Als die Firmenchefs und Gründer Leo Greiner und Kurt Scheuch sich entschlossen, die "Classic"-Serie zu lancieren, steckten sie diese in Holzgehäuse. Übrigens eine Art Rückkehr, denn angefangen hat Piega in Holz, "Heavy Metal" kam später. Als dann mit den kleineren Modellen 3.0 (1000 Euro), 5.0 (2000 Euro) und die hier anstehende 7.0 (3000 Euro Paarpreis) der HiFi-Gemeinde der Einstieg in die Piega-Welt leichter gemacht werden sollte, musste auch der LDR (Linear Drive Ribbon) dran glauben.
Luft in Bewegung
Doch so ganz wollten die hauptamtlichen Piega-Entwickler Kurt Scheuch und Daniel "Düsentrieb" Raymann nicht auf die besonders feine Note im Hochtonbereich verzichten. Und kaufen deshalb für die "kleinen" Classicer so genannte Air Motion Transformer AMT-1 für den Bereich ab 3000 Hertz ein. So erklärt sich die Preispolitik aus der heutzutage üblichen Arbeitsteilung in der globalisierten Welt: Erdacht, konzipiert und abgestimmt in Zentraleuropa, gefertigt in Fernost.

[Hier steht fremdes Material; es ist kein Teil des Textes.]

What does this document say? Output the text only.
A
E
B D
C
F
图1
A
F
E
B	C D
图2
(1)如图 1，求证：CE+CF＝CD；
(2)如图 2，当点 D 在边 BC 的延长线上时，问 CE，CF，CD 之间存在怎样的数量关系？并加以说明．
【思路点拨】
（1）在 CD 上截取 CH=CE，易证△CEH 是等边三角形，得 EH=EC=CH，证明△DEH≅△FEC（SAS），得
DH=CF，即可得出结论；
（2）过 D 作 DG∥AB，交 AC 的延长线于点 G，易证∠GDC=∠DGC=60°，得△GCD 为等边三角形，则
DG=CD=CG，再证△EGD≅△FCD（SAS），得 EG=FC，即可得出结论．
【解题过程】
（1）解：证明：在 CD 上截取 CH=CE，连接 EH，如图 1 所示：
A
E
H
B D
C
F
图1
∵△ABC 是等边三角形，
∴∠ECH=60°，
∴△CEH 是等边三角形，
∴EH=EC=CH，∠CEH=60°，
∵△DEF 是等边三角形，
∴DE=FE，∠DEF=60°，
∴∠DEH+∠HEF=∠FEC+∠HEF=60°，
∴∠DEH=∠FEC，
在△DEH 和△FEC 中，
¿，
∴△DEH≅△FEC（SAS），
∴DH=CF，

Der AMT-1 strahlt seinen Frequenzbereich nach dem von Oskar Heil ersonnenen Prinzip ab. Eine Membran mit mäanderförmig aufgedruckten Leiterbahnen wird in einem steten Magnetfeld ziehharmonikaförmig gefaltet. Liegt nun Signalspannung in Form von Musik an, öffnen und schließen sich die Membranfalten in deren Takt - Luft wird angesaugt und ausgestoßen, Töne erzeugt. Höheren Wirkungsgrad und leichtere Ansteuerbarkeit führen Fachleute für diese Art von Folientöner ins Feld.

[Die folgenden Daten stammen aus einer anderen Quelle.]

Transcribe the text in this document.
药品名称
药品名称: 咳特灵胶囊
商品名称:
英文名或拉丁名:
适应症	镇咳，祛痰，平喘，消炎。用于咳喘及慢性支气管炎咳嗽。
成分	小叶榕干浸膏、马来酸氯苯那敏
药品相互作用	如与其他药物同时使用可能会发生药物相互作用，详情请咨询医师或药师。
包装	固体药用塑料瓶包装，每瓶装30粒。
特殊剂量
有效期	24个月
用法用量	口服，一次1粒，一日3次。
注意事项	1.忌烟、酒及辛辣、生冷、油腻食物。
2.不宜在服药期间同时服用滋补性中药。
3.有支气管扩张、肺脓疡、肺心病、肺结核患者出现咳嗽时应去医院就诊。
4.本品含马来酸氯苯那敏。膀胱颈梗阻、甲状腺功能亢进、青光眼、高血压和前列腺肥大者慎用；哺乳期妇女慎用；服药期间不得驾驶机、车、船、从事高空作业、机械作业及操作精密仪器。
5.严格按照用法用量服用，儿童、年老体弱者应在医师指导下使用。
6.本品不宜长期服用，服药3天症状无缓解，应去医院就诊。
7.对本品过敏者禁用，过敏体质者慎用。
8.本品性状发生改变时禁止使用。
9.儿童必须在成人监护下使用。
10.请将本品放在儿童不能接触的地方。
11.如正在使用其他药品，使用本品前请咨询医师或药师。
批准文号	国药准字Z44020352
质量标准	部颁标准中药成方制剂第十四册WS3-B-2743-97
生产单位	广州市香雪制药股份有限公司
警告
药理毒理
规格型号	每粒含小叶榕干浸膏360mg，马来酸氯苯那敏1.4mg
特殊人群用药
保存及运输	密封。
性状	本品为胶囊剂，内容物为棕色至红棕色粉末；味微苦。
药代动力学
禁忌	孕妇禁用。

Um Mitten und Bässe kümmern sich zwei 18-Zentimeter-Konusse, von denen der eine allerdings erst unterhalb etwa 400 Hertz mit ins Spiel kommt. Eine klassische Zweieinhalb-Wege-Bassreflex-Konstruktion. Die Polypropylen-Membranen sind über Sicke und Zentrierung so aufgehängt, dass sie laut Piega sehr weit auslenken können ohne zu komprimieren oder zu verzerren: Maximum Displacement Suspension, MDS. Eingepasst sind alle Töner vorbildlich in die Schallwand eines ebenso vorbildlich gefertigten Gehäuses.
Apropos Gehäuse: Zum AUDIO-Test kam die hochglanzweiß lackierte Variante, die einen wirklich edlen Eindruck machte. Die schwarze Abdeckung nimmt man da gerne ab. Aus früheren Tests kennt der Autor auch die für die 7.0 optionale "Makassar"-Ausführung. Dieser marmorierte, dunkle Holzton kann sich in entsprechender Umgebung besonders fein machen.
Hörtest
Schon nach kurzer Einspielzeit konnte die Lady in White jenen ruhigen, unaufgeregten Fluss in ihre Darbietung bringen, mit der sanfte Klanganmut wie auf der neuen SACD von Carrie Newcomer für sich einnehmen kann. Die Piega kann Musik mit jener ganz eigenen Mischung aus Homogenität und Offenheit wiedergeben, wie sie nur erfahrene Lautsprecherbauer hinbekommen.
Denn weder erkaufte sich die 7.0 ihre volltönende, sonore Stimmwiedergabe mit einer übergebührlichen Betonung der unteren Mitten, was dann schnell auf Kosten differenzierter Grundtonwiedergabe gehen kann. Noch schummelt sie mit unverschämter Brillanzbetonung Höhen herbei, die auf den ersten Höreindruck erfrischend, auf Dauer aber nur noch nervend wirken.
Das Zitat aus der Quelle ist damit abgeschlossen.